Tüm bunların sonunda Yeşim ve Seren, Gülben ve X arasında gelişen tartışmalara bakılarak yapılan bir yorum daha var. Gülben biliyorsunuz yine yıllar önce beyaz bir gömlekle basın karşısına çıkarak bir kaset olayından dolayı ağlamaklı bir tonda başına gelen mağduriyeti dile getirmişti. Kaset ve özel hayat deyince benim tepem atıyor zaten. Tüm Türkiye gibi. Ve bu necip millet bu olayda Gülben’e inandı ve meseleyi kapattı. Bir daha da hiç açılmadı. Ona bir itirazımız yok. Fakat şu yorum yapılıp şu soru soruluyor bugün, Gülben bu kadar bariz yanlışlar yaparken onu kim, neden koruyor? Bu sorunun akabinde lafı X’e getireceğimi ve meseleyi biraz komplo teorileriyle süsleyerek, yok şu gizli yapı yok bu gizli yapı mı acaba diyeceğimi düşünenler yanılıyor. Bu iddiaların hiçbirine itirazım yok. Ve fakat çok afaki kalır benim X’imin yanında. Benim X’im daha somut çünkü.
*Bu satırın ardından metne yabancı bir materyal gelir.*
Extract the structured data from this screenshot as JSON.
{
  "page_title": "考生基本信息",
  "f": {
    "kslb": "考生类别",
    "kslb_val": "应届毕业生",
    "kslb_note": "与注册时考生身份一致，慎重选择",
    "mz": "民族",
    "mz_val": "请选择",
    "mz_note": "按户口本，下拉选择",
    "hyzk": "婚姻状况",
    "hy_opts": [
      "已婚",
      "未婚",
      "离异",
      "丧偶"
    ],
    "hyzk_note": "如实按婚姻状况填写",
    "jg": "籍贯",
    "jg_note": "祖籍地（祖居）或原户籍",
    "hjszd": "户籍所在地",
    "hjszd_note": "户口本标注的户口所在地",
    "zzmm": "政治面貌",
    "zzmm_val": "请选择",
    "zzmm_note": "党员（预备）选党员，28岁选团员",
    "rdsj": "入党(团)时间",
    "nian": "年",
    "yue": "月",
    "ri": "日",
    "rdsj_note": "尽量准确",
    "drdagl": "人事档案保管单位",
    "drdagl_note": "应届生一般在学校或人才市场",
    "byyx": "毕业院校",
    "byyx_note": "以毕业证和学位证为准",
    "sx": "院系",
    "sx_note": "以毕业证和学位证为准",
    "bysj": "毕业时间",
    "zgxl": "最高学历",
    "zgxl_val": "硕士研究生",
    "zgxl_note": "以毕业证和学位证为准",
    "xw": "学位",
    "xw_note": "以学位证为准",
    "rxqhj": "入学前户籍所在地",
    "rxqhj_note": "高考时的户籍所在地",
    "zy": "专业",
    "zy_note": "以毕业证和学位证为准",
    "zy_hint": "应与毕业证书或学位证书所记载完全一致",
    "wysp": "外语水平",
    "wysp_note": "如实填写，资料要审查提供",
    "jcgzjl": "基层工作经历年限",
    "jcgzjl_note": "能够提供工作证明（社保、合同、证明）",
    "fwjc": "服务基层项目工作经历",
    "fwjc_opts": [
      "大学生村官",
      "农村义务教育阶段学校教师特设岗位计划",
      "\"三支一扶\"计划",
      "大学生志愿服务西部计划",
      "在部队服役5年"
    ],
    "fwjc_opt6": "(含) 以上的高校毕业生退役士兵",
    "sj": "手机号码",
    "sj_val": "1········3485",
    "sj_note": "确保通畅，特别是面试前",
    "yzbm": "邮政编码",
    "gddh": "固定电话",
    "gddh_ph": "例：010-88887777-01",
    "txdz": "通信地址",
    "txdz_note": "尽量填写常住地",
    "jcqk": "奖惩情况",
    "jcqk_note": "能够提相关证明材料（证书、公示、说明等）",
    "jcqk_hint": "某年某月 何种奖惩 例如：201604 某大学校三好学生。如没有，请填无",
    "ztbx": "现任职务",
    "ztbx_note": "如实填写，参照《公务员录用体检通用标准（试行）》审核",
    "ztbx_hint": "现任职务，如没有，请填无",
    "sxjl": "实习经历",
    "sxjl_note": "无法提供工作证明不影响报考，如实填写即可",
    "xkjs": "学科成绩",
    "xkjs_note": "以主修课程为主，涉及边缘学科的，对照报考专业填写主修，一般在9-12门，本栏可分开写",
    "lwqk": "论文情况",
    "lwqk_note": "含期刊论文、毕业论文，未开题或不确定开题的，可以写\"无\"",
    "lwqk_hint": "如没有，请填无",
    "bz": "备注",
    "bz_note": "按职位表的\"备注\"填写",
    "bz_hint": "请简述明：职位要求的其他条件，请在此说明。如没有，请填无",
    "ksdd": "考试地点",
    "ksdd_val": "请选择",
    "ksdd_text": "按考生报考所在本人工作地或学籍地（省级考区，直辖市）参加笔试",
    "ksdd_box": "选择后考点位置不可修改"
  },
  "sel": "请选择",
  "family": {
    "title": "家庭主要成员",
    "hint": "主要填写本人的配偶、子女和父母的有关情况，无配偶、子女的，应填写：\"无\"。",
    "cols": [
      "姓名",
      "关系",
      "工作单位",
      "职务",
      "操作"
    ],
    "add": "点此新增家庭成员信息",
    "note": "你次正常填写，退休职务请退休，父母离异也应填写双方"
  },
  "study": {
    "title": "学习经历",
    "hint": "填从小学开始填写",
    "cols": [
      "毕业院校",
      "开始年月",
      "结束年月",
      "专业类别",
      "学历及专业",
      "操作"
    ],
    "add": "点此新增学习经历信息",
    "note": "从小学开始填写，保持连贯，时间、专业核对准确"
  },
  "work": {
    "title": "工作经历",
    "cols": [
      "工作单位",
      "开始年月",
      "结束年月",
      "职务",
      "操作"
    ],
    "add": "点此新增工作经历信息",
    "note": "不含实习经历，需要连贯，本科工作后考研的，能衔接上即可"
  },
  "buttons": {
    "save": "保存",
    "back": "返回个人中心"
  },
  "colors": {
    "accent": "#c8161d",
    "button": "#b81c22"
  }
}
Gülben biliyorsunuz, üç erkek evlada sahip. İşte bu yeni iddialar bu evlatlara rağmen bir anne sıfatını taşırken de bazı çirkin işler yaptığına dair. Yeşim de bunu diyor zaten. “Yıllarca sustum fakat artık yeter.” İnsan bir yerde durur değil mi? Dursa, o çocukların hatırına Yeşim de Seren de sonsuza kadar susacaktı belki. Hatta emin olun necip Türk Milleti de susardı. Dediğim gibi, o üç erkek evlat hatırına. Şu noktadan sonra her şey zembereği boşalmış bir saat şiddetinde ilerliyor. Fakat buna bir dur demek hala mümkün. Yine o üç çocuk hatırına. Gülben bir an önce gizliden ilgilerden özür dileyecek, hatalarını kabul edecek, medya önünde de fazla esip yağmayacak. Çünkü bu yolla yaptıklarını meşrulaştırma da var. Ben öyle sanıyorum ki ilgililer (daha doğrusu mağdur ettikleri) ondaki samimiyete ikna olursa, meseleyi fazla karıştırmayacaktır. Bu Türk toplum yapısının yara almamasına da sebep olacak, kötü bir örneğin emsal oluşturmamasını sağlayacaktır. Gülben bunu Türk aile, Türk toplum yapısına borçlu olduğu kadar çocuklarına da borçludur. O üç çocuk ancak bu şekilde bu olaylardan yara almadan kurtulur. Buradaki ana fikir Gülben değildir yani. Bize ne? Yaptığının bedelini ödesin der, çekilirsin kenara. Fakat çocuklar için aynı şeyi deme lüksümüz yok.

Gülben, kendi içinde hesaplaşmasını bir an önce yapmalıdır. Buna da X’ten başlamalıdır. X kim mi? X Gülben’in annesidir. Ve Gülben annesine ilkin şu soruyu sormalıdır: “Anne neden bana bir gün olsun, dur demedin.”